No prevalent evidence suggests that rising inequality amongst world populace is bringing well-being of humanity. Still, lack of well thought out long term policy is exacerbating inequality that possibly has direct link to financial distress and meltdown. Cornell University professor Robert H. Frank's article in The New York Times points out a few facts that may need refresher from time to time:
"rising inequality has created enormous losses and few gains, even for its ostensible beneficiaries"

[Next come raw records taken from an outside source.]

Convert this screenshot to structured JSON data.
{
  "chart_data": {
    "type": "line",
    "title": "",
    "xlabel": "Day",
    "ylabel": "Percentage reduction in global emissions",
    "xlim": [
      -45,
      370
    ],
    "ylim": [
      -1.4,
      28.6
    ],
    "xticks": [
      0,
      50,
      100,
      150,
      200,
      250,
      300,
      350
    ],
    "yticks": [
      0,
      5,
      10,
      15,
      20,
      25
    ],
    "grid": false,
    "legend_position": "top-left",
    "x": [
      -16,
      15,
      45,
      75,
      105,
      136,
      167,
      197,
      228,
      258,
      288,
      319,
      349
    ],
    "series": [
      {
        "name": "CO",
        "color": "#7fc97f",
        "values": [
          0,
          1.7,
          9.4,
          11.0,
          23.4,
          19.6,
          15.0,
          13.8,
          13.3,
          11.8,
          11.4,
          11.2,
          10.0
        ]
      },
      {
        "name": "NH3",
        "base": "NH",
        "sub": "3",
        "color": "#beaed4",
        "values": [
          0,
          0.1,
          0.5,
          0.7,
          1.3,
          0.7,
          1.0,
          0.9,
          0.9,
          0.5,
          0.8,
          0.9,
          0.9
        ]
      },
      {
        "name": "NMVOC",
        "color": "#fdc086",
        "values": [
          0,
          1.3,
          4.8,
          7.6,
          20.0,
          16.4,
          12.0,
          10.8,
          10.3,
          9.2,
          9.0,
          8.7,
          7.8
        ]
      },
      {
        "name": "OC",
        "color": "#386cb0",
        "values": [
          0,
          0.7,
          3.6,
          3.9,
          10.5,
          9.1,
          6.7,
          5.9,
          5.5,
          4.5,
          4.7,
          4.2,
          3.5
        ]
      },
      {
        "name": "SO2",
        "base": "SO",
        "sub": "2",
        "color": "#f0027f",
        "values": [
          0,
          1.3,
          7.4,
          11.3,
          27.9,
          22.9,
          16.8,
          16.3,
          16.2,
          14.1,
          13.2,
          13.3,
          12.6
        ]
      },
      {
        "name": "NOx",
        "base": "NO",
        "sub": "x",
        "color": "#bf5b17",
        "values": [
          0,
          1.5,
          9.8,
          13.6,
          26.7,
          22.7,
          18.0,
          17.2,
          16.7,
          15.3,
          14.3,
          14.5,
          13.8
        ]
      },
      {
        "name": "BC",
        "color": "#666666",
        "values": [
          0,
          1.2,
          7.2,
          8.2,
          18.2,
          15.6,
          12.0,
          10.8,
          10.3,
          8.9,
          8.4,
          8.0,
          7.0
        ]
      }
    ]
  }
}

"People do not exist in a social vacuum. Community norms define clear expectations about what people should spend on interview suits and birthday parties. Rising inequality has thus spawned a multitude of “expenditure cascades,” whose first step is increased spending by top earners."
"The rich have been spending more simply because they have so much extra money. Their spending shifts the frame of reference that shapes the demands of those just below them, who travel in overlapping social circles. So this second group, too, spends more, which shifts the frame of reference for the group just below it, and so on, all the way down the income ladder. These cascades have made it substantially more expensive for middle-class families to achieve basic financial goals."

"The counties where income inequality grew fastest also showed the biggest increases in symptoms of financial distress."

"Divorce rates are another reliable indicator of financial distress, as marriage counselors report that a high proportion of couples they see are experiencing significant financial problems. The counties with the biggest increases in inequality also reported the largest increases in divorce rates."

"Another footprint of financial distress is long commute times, because families who are short on cash often try to make ends meet by moving to where housing is cheaper — in many cases, farther from work."